Sesampainya di gubuk, Ummu Kultsum masuk dan membantu wanita yang hendak melahirkan. Beliau bekerja dengan semangat seorang bidan. Sementara itu amirul mukminin duduk bersama laki-laki tersebut sambil memasak makanan yang beliau bawa. Tatkala istri laki-laki tadi melahirkan anaknya, Ummu Kultsum secara spontan berteriak dari dalam gubuk, “Sampaikan kabar gembira kepada temanmu wahai amirul mukminin bahwa Allah telah mengaruniakan kepadanya seorang anak laki-laki.” Hal ini membuat laki-laki Badui tersebut terperanjat karena ternyata seseorang yang sedang memasak dan meniup api di sampinya adalah amirul mukminin.

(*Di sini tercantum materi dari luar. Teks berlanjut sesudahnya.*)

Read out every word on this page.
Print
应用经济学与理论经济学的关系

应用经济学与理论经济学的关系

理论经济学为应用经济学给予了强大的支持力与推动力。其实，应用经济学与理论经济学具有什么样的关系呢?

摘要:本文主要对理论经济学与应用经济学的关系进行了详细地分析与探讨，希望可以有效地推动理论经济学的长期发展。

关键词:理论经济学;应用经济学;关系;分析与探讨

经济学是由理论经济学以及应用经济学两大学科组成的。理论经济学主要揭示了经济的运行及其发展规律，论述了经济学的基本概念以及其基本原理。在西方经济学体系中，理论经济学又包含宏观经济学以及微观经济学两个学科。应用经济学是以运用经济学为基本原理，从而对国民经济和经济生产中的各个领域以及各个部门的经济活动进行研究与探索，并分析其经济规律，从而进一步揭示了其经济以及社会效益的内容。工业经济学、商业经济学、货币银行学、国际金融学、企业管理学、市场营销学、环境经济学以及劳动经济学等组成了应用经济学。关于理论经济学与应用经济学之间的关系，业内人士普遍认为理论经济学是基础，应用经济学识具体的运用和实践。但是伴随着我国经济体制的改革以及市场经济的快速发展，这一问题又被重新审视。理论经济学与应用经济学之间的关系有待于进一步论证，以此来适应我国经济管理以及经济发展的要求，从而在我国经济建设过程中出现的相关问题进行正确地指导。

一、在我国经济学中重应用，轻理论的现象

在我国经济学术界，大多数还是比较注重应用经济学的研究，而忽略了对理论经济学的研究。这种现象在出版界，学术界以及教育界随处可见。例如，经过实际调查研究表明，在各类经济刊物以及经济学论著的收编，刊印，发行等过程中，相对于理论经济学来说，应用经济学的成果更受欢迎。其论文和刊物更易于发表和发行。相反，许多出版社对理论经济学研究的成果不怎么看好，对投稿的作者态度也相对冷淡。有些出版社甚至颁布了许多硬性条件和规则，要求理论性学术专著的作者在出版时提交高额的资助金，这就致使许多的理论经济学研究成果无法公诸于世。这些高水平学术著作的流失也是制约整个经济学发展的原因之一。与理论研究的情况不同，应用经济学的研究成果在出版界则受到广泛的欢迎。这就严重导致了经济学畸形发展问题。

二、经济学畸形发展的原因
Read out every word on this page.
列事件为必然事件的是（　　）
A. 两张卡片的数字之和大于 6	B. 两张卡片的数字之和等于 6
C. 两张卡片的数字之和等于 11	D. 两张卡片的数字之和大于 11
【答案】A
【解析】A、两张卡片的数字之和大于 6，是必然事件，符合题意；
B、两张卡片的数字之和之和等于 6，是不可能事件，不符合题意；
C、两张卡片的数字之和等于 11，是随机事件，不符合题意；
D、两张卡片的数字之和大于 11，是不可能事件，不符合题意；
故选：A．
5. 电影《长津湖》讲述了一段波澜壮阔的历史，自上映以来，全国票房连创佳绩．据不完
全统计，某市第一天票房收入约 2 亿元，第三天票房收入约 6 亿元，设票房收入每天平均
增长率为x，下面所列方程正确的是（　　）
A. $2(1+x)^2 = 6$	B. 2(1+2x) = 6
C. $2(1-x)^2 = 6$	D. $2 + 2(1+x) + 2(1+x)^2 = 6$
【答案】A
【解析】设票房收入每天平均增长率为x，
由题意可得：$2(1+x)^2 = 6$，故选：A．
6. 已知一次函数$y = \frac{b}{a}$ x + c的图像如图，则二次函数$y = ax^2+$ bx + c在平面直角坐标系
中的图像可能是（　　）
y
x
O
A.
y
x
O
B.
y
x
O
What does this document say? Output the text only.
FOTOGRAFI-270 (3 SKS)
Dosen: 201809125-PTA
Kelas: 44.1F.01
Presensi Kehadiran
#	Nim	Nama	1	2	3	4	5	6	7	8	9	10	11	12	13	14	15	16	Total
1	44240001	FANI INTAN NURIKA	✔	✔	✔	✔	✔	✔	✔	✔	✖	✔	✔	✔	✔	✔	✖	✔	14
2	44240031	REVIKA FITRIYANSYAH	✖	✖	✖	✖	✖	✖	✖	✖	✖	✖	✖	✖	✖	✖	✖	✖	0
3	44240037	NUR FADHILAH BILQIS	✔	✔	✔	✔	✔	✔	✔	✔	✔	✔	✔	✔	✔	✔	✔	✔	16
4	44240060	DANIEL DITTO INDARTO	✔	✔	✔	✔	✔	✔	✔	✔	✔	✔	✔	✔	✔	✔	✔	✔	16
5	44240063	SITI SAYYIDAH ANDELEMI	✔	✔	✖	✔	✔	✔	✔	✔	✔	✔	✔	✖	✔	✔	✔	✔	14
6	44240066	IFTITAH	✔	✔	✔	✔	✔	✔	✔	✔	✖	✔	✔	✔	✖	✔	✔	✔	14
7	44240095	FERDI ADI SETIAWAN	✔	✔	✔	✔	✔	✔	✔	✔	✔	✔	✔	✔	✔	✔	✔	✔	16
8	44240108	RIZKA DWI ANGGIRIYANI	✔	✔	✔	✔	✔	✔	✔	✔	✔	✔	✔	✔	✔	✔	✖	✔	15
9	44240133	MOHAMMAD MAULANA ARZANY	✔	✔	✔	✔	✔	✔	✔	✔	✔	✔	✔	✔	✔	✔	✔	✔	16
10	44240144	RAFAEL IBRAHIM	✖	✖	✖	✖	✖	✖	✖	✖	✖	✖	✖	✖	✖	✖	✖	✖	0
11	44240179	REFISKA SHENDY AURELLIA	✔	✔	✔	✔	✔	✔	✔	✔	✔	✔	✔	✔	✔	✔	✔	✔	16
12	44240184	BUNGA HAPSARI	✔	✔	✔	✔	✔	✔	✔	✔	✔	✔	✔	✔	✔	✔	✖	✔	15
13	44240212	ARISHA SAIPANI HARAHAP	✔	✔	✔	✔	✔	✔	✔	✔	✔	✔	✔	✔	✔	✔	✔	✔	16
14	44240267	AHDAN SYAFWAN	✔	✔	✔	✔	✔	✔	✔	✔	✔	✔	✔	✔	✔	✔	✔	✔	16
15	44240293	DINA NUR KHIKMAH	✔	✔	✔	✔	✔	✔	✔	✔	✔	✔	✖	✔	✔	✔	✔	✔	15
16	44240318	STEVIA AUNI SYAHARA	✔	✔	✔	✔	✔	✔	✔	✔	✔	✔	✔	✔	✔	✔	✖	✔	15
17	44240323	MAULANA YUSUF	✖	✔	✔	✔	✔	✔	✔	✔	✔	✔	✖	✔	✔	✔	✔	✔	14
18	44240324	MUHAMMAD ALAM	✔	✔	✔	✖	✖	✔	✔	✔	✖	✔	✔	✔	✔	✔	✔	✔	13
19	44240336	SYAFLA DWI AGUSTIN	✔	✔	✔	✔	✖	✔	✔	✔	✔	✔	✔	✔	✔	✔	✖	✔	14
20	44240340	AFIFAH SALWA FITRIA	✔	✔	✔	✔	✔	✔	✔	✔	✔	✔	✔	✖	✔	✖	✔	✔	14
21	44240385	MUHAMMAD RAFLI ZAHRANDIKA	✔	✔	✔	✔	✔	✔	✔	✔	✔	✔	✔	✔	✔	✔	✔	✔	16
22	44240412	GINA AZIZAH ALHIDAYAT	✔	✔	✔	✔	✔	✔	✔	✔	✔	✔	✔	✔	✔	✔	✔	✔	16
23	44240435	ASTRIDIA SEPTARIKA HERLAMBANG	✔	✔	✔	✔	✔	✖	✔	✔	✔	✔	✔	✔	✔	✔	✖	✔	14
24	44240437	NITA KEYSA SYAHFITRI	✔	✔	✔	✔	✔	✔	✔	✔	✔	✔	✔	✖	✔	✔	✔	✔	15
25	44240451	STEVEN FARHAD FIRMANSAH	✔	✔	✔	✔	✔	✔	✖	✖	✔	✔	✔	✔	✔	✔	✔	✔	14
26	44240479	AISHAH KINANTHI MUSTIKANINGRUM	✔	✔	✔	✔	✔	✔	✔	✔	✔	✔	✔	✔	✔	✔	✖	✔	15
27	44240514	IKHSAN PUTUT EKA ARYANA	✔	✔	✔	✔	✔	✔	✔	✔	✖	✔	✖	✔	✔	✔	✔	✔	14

Wanita yang melahirkan pun juga terkejut ketika menyadari bahwa bidan yang menolongnya di gubuk tersebut adalah istri amirul mukminin. Masyarakat yang hadir juga dibuat takjub oleh peristiwa tersebut, yang mana seorang kepala Negara dan istrinya membantu seorang laki-laki Arab Badui beserta istrinya.
Setelah berselang beberapa waktu lamanya, ‘Umar dibunuh oleh tangan yang berlumuran dosa lagi menyimpan dengki terhadap Islam. Dengan demikian, jadilah Ummu Kultsum sebagai seorang janda.Tatkala Ummu Kultsum wafat, Ibnu ‘Umar menshalatinya. Demikian pula putranya yakni Zaid yang berdiri di sampingnya. Mereka bertakbir sebanyak empat kali.
Ya Allah, ridhailah Ummu Kultsum, seorang bidan muslimah.
Diketik ulang dari Mereka Adalah Para Shahabiyat (terjemah), karya Mahmud Mahdi Al-Istanbuli, Musthafa Abu An-Nashr Asy-Syalabi, dan Dr. Abdurrahman Ra’fat Basya, penerbit At-Tibyan, Solo, 2005, hlm. 162-164.